In the financial year to June 2017 Council paid $422 million on debt of $8.3 billion. The figure to June 2018 it was $454 million. This suggests that it was paying in the vicinity of 5% interest for its borrowing.

Given Auckland’s asset base and overall income the cost in interest would not be high.

I think that the debt ceiling policy is hard to understand and somewhat irrational. Economist Shamubeel Eaqub thinks the same. From Dileepa Fonseka at Newsroom:

Sense Partners Economist Shamubeel Eaqub said there was a simple solution to averting a debt ceiling breach during the “mother of all recessions” – central government cash.
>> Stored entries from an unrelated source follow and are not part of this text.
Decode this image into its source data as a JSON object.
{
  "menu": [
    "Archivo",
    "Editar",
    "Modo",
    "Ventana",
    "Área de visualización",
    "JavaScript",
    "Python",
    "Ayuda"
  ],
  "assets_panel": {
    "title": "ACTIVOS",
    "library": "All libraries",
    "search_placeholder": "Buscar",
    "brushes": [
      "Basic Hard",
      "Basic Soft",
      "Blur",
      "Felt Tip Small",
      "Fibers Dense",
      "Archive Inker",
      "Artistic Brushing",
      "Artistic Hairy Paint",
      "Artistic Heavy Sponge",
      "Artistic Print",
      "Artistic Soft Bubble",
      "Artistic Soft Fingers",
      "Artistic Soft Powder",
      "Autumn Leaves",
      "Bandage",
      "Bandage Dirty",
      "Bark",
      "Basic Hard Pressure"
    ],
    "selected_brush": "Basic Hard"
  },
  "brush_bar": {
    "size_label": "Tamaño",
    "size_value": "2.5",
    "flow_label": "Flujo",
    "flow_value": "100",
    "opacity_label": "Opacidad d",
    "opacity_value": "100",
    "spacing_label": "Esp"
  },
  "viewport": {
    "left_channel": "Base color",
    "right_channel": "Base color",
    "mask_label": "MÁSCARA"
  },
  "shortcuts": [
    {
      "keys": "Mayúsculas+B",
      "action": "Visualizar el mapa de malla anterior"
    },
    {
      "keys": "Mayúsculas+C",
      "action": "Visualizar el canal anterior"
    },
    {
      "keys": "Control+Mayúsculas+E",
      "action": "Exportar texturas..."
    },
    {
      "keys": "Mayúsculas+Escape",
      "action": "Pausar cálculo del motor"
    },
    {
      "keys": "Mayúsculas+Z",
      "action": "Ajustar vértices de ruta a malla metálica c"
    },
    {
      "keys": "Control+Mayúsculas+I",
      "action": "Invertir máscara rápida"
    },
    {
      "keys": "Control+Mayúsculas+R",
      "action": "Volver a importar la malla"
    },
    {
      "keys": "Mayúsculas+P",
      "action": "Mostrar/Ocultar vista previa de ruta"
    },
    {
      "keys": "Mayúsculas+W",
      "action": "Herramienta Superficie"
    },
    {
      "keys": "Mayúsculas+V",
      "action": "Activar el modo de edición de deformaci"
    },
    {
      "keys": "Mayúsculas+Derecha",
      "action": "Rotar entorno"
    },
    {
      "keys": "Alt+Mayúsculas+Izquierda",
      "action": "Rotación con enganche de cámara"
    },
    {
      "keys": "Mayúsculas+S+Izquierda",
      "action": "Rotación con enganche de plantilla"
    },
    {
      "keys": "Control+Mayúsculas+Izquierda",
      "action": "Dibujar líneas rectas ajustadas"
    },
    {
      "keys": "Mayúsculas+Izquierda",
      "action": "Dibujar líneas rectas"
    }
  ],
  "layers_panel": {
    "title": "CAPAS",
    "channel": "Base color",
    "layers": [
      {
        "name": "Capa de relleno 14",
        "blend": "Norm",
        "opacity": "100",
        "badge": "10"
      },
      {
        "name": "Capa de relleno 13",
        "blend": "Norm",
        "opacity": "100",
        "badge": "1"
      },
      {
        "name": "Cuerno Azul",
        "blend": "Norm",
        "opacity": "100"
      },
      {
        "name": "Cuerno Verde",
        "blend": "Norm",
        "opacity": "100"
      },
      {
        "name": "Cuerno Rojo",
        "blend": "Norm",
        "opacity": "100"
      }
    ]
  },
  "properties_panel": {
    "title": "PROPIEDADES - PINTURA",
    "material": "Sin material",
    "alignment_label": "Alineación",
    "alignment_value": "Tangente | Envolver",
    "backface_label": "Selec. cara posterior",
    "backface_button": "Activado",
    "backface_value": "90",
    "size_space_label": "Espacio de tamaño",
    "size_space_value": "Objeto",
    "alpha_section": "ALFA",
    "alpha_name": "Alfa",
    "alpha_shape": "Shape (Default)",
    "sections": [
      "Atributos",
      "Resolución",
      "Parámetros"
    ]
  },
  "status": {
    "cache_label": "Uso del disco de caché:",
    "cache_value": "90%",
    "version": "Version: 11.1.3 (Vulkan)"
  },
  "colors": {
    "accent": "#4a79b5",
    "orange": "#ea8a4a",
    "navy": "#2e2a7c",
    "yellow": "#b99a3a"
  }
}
Council revenues would rise if they were given more money via a Government grant. They could then borrow more off the back of that and never breach their debt ceilings. 

“I have no idea why that debt cap is where it is at anyway … it makes no sense to me. I think it’s idiotic.

“Essentially the current rules stop you from being able to invest in the future at a time when interest rates are very low [and] the private sector investment cycle is in a slump.””

To expand on my individual analogy it is as if Auckland Council is a landowner with a million dollar house, a mortgage of $180,000 and household income of $80,000. Because the household income has been hit by a $5,000 cut because of a reduction in working hours the household decides to run the debt up by that amount to keep the household budget in kilter. There will be some extra bank fees but on the scale of things they will not be high.

The figures are big but the proportions are manageable.

Now is not the time for major service cuts or selling council assets. Some short term borrowing to get through this difficult time and to make sure that the Auckland Region as a whole is not hit too dramatically is in my personal view the right thing to do.

0 Shares

TAGS:

Comments

  1. Laurie Ross says:

    This is an excellent financial analysis. So why is Auckland raising rates? Also if you are committed to cutting carbon emissions to reduce the Climate Crisis, then we should not be tearing up perfectly good concrete footpaths on Glen Eden streets and repaving with fresh concrete. This produces heavy carbon pollution, as well as a waste of ratepayers money that is better spent on roads that actually need footpaths or cycleways.